Created on 2013-04-05 09:29 by kristjan.jonsson, last changed 2013-04-06 02:23 by ncoghlan. This issue is now closed.

Messages (11)
msg186069 - (view) Author: Kristján Valur Jónsson (kristjan.jonsson) * (Python committer) Date: 2013-04-05 09:29
When .py files are assembled into a directory structure using direct symbolic links to the files, something odd happens to sys.path[0].

Consider this file structure:
/pystuff/ -> /scripts/ -> /libs/ contains the line: "import bar"
"python /pystuff/" will now fail, because when is run, sys.path[0] will contain "/scripts", rather than the expected "/pystuff".

It would appear that the algorithm for finding sys.path[0] is:
sys.path[0] = os.dirname(os.realpath(filename)).
IMO, it should be:
sys.path[0] = os.realpath(os.dirname(filename)).

I say that this behaviour is unexpected, because symlinking to individual files normally has the semantics of "pulling that file in" rather than "hopping to that file's real dir".

As an example, the following works C, and other languages too, I should imagine:
  myfile.c -> /sources/myfile.c
  mylib.h  -> /libs/mylib.h -> /libs/

an "#include "mylib.h" in myfile.c would look for the file in /code and find it.
a "cc myfile.c -lmylib" would find the in /code

This problem was observed on linux, when running hadoop script jobs.  The hadoop code (cloudera CDH4) creates a symlink copy of your file structure, where each file is individually symlinked to an place in a file cache, where each file may sit in a different physical dir, like this:

tmp1/ -> /secret/filecache/0001/ -> /secret/filecache/0002/ -> /secret/filecache/0003/

Suddenly, importing b and c from won't work.
if a, b, and c were .h files, then "#include "b.h"" from a.h would work.
msg186070 - (view) Author: Kristján Valur Jónsson (kristjan.jonsson) * (Python committer) Date: 2013-04-05 09:29
btw, this is the opposite issue to issue #1387483
msg186077 - (view) Author: Nick Coghlan (ncoghlan) * (Python committer) Date: 2013-04-05 12:14
Adding Guido & Ned, as my recollection is that some of the weirdness in the sys.path[0] symlink resolution was to placate the test suite on Mac OS X (at least, that was a cause of failures in the initial runpy module implementation until Guido tracked down the discrepancy in symlink resolution between direct script execution and runpy).

How does the test suite react if you change the order of application to resolve symlinks only after dropping the file name from the path?
msg186081 - (view) Author: Charles-François Natali (neologix) * (Python committer) Date: 2013-04-05 13:55
> How does the test suite react if you change the order of application to resolve symlinks only after dropping the file name from the path?

Note that this will break things, see e.g.

The only backward compatible way to handle this would be to add both
directories to sys.path, hoping that there's no module with the same
name in both directories.
msg186085 - (view) Author: Guido van Rossum (gvanrossum) * (Python committer) Date: 2013-04-05 15:07
Do not "fix" this.

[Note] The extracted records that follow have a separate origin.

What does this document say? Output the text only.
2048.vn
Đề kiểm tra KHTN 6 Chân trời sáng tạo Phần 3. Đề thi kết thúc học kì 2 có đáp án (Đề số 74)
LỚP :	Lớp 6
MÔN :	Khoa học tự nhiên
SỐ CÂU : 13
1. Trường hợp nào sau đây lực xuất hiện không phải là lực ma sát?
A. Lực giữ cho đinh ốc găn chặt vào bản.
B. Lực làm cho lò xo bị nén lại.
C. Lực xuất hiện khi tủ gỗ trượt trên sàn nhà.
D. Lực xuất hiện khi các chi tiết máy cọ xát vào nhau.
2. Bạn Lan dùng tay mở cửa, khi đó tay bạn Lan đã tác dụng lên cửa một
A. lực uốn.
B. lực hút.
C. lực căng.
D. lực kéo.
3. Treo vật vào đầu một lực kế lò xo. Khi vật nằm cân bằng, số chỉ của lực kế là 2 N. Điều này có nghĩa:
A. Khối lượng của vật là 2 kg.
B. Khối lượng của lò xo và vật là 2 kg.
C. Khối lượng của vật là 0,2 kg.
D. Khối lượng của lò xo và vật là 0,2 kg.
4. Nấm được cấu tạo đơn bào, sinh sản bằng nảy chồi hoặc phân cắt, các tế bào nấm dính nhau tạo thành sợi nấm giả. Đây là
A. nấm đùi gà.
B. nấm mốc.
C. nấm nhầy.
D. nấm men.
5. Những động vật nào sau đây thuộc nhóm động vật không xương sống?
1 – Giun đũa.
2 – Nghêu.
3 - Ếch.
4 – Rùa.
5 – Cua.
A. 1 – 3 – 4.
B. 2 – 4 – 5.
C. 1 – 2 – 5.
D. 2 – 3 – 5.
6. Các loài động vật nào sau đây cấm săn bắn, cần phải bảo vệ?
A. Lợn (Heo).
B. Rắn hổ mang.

It is an intentional feature.

There is a common pattern where one or more Python scripts are collected in some "bin" directory (presumably on the user's $PATH) as symlinks into the directory where they really live (not on $PATH, nor on sys.path). The other files needed by the script(s) are in the latter directory, and so it needs to be on sys.path[0]. If you change the symlink resolution, sys.path[0] will point to the "bin" directory and the scripts won't be able to find the rest of their modules.

While there are probably better patterns to solve the problem that this intends to solve, the pattern is commonly used and I do not want it to be broken.

If you are using symlinks for other purposes, well, too bad.
msg186086 - (view) Author: Nick Coghlan (ncoghlan) * (Python committer) Date: 2013-04-05 15:30
I'll add it to the list of docs updates for post-PEP 432 (similar to the import system in general finally getting reference docs in 3.3 following the migration to importlib, I hope to have improved import state initialisation docs for 3.4 if I successfully tame the interpreter initialisation code)
msg186087 - (view) Author: Kristján Valur Jónsson (kristjan.jonsson) * (Python committer) Date: 2013-04-05 15:30
1) _I_ am not using symlinks this way.  The hadoop scheduling processor is.  This means that we cannot use Python for it withouth hacking the scripts for the special case.  Presumably applications are not generally breaking when run in an artificial file tree populated with symlinked files into arbitrary real locations, but Python is.  Only Python seems to care about the _real_ location of the file, as opposed to the apparent location.
2) This particular use case is quite unobvious, and goes against the spirit of symbolic links. They are meant to be transparent for applications.  Consider e.g. the analogue to e.g. C header files. Only Python seems to care about the _real_ location of the file, as opposed to the apparent location. Effectively, Python is actively using the knowledge of these links as a sort of dynamic sys.path modifying tool.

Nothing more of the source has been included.